In his project for the Secession, Michael Beutler starts from the placement of the Grafisches Kabinett within the Secession and the characteristics of this space. The elements that are central to this are the way to the Grafisches Kabinett—the narrow stairs leading up to it—and its architectonic format: an almost square, very low room with an elongated, narrow window that has no thematic correspondence.
Michael Beutler relates these observations in combination with the otherwise very delicate and transparent ceiling construction of the Secession to the tradition of the glass pavilion in the second half of the 19th century, which was intended to create transparent interior landscapes on the one hand, but also standardized exhibition architectures on the other.
Michael Beutler’s interest is concentrated primarily on one of the high points of this kind of construction: the Kibble Palace (Crystal Palace) in the Botanical Garden in Glasgow. It was constructed in 1872 by the engineer and architect John Kibble, and Michael Beutler visited it several times during his stay in Glasgow. The Kibble Palace has not only gone down in history as a masterpiece of glass and iron construction, but also still stands for a radicalization of standardization in industrial building production today.
“At once … the status of bourgeoisie forces of productivity is demonstrated as a whole: the domination of nature and appropriation through the application of industrial procedures based on the methods of natural science.”
These considerations were among the impulses that led Michael Beutler to explore the methods of glass construction, resulting in the decision to make a glass, dome-shaped structure on site in the Grafisches Kabinett.
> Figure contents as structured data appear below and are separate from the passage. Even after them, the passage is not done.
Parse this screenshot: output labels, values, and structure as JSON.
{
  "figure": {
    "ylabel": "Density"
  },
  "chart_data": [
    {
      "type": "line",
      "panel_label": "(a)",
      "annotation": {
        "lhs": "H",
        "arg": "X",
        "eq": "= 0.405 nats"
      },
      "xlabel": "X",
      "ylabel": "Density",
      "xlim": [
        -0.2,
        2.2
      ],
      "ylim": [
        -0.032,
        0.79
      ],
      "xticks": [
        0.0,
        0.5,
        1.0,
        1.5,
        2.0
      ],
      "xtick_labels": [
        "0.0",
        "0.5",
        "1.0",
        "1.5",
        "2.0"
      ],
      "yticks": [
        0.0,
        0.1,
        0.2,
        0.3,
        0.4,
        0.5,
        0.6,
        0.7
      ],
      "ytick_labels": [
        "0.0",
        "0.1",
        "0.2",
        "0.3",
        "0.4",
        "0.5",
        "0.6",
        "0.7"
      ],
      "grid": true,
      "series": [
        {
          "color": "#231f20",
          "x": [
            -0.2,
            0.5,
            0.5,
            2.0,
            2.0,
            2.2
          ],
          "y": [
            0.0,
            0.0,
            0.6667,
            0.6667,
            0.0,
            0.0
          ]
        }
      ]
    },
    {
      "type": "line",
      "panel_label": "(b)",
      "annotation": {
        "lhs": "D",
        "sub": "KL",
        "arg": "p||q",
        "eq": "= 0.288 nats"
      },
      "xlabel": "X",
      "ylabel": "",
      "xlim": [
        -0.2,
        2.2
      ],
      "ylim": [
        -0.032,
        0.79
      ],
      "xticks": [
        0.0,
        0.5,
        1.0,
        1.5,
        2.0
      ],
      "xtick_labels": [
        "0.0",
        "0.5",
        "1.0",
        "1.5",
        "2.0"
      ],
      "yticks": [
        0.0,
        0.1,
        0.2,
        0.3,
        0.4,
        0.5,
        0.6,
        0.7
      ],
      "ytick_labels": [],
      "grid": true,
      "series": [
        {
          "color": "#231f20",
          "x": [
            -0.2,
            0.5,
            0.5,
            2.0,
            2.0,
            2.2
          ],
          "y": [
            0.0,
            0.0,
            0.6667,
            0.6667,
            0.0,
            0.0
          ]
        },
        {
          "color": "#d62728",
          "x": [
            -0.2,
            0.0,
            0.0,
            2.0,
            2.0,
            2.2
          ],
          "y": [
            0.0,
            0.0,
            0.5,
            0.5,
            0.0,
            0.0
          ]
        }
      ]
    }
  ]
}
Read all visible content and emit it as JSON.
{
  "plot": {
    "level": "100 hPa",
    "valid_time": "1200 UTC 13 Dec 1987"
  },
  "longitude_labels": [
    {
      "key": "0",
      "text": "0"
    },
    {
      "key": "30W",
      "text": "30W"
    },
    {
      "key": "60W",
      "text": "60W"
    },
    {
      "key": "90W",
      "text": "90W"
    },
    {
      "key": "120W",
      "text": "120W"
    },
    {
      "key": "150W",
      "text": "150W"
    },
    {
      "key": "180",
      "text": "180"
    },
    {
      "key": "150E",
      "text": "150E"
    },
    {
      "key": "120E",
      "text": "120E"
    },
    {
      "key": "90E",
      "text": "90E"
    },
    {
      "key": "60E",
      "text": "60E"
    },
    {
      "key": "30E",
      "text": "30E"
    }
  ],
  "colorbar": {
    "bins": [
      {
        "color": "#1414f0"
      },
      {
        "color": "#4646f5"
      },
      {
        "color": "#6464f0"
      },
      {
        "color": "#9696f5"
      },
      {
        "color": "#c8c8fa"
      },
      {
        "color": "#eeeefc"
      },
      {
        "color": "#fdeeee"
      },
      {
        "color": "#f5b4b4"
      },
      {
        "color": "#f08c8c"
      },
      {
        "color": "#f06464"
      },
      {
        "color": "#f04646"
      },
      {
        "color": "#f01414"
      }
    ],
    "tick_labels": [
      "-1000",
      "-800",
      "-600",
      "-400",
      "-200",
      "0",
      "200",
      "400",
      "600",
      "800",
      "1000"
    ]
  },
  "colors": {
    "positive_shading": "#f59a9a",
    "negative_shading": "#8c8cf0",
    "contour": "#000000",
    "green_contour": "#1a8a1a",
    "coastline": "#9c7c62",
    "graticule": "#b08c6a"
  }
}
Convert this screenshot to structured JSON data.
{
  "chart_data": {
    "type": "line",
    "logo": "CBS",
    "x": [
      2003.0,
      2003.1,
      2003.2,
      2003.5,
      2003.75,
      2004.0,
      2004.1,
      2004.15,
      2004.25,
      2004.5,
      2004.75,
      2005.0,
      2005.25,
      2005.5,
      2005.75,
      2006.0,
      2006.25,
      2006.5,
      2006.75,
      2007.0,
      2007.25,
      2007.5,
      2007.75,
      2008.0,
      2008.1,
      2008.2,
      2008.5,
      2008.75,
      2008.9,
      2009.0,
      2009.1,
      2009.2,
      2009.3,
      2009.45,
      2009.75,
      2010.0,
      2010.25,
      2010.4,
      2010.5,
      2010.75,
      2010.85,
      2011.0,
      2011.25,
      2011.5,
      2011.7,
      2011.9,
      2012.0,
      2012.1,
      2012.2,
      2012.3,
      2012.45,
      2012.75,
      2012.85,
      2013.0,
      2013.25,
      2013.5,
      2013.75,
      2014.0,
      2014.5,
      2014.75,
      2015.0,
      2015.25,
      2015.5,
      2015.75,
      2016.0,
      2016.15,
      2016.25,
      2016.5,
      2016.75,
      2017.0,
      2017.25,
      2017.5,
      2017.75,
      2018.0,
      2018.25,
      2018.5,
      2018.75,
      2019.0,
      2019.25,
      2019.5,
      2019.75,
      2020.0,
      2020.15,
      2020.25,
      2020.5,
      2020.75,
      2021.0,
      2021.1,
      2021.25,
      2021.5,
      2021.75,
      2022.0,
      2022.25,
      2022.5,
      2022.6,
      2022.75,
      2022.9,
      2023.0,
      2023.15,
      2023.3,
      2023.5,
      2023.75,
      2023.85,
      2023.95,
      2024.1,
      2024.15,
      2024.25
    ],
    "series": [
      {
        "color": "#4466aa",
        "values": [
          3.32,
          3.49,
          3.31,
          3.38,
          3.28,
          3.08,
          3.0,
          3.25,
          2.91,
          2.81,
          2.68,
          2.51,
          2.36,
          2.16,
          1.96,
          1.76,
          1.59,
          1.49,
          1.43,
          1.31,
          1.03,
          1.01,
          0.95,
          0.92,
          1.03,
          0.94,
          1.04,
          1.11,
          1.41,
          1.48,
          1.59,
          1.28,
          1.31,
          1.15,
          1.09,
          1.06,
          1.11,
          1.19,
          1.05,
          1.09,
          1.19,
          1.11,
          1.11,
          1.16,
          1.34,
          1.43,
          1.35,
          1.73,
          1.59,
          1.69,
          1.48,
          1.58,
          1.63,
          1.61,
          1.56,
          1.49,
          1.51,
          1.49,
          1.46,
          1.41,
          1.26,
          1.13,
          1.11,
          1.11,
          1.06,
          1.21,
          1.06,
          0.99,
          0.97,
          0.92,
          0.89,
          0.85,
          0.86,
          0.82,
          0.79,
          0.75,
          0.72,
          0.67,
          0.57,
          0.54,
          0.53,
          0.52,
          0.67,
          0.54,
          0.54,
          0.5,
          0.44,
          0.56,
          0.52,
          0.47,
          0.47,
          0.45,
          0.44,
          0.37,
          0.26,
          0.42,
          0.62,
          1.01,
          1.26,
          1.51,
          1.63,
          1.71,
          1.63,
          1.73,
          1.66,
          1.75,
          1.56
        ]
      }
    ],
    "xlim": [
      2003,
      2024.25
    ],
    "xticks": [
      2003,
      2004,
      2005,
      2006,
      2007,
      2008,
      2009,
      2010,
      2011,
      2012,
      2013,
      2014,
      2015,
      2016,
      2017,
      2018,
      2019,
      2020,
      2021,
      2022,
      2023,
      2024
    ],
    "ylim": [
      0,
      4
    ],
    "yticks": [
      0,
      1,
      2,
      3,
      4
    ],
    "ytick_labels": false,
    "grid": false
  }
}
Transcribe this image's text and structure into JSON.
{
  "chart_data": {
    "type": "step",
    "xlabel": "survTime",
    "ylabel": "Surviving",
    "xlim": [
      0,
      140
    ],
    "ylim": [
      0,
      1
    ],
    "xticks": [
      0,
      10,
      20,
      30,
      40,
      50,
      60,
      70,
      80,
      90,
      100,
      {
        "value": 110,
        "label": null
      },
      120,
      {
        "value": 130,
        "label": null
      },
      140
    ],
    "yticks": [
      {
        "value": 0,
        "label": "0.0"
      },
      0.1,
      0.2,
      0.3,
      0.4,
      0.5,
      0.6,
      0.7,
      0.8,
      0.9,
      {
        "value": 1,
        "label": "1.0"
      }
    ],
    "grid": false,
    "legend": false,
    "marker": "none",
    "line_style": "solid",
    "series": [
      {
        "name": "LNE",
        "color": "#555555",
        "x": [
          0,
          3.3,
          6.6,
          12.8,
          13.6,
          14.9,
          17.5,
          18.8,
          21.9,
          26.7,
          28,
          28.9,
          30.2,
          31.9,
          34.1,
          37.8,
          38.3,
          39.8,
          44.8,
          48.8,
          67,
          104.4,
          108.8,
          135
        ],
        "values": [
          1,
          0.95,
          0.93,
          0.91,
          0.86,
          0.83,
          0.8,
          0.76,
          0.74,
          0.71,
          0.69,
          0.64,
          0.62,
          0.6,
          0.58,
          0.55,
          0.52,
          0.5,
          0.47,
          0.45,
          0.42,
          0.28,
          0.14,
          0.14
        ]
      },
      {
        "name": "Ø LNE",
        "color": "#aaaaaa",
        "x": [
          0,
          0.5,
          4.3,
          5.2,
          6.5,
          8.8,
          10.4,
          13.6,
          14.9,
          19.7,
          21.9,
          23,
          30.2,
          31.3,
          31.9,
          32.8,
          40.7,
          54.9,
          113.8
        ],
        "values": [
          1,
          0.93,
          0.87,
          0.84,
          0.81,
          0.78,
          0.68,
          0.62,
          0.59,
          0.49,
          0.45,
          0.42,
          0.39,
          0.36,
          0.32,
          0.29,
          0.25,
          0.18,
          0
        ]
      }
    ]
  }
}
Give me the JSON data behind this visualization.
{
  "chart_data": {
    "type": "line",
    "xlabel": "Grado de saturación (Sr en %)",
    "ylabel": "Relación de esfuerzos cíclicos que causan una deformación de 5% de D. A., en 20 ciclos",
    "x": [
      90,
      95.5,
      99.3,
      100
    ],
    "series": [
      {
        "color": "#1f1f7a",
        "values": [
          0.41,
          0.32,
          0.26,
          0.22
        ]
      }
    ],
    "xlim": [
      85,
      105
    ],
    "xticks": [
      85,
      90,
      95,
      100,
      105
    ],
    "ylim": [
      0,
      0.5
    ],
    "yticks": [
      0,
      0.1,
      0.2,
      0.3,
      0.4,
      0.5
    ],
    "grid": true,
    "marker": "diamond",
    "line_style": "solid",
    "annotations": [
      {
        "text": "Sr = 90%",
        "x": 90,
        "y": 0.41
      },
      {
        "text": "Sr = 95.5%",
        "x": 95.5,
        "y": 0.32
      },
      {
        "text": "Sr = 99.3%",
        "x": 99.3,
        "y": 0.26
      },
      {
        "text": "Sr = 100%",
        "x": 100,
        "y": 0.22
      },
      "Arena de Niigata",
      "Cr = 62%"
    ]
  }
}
As in earlier works, the experimental construction process follows his interest in questioning processes of standardization, e.g. in glass and glass house production, as well as integrating new forms and methodological coincidences. Consequently, a pleasure in ornamentation is always also present in the sculptural spatial intervention at the same time.
The glass sculpture is conceived as a work that encompasses the space, so that visitors are not confronted with a model-like perspective, but rather find themselves part of the spatial arrangement. The experience of different ways of building recalls historical attempts of alternative and utopian architecture and thus of forms of living, which the details turn into thematic components.
In recent years, Michael Beutler’s works have been included in, among others, the exhibition New Heimat at the Kunstverein Frankfurt, where he built a “zig-zag bridge” made of European standardized pallets. It was modeled on Chinese bridges between the mainland and temple islands, which were supposed to prevent evil spirits from entering the sacred places. In September this year, he developed a project for the offspace kjubh in Cologne in collaboration with Henning Bohl. Under the title Florenz, he deconstructed a conventional party tent by “bending” the four round, metal side poles into an ornamental surface, so that the statics of the tent changed, leading to further interventions, all the way to cutting the roof into a plane like a canopy of leaves.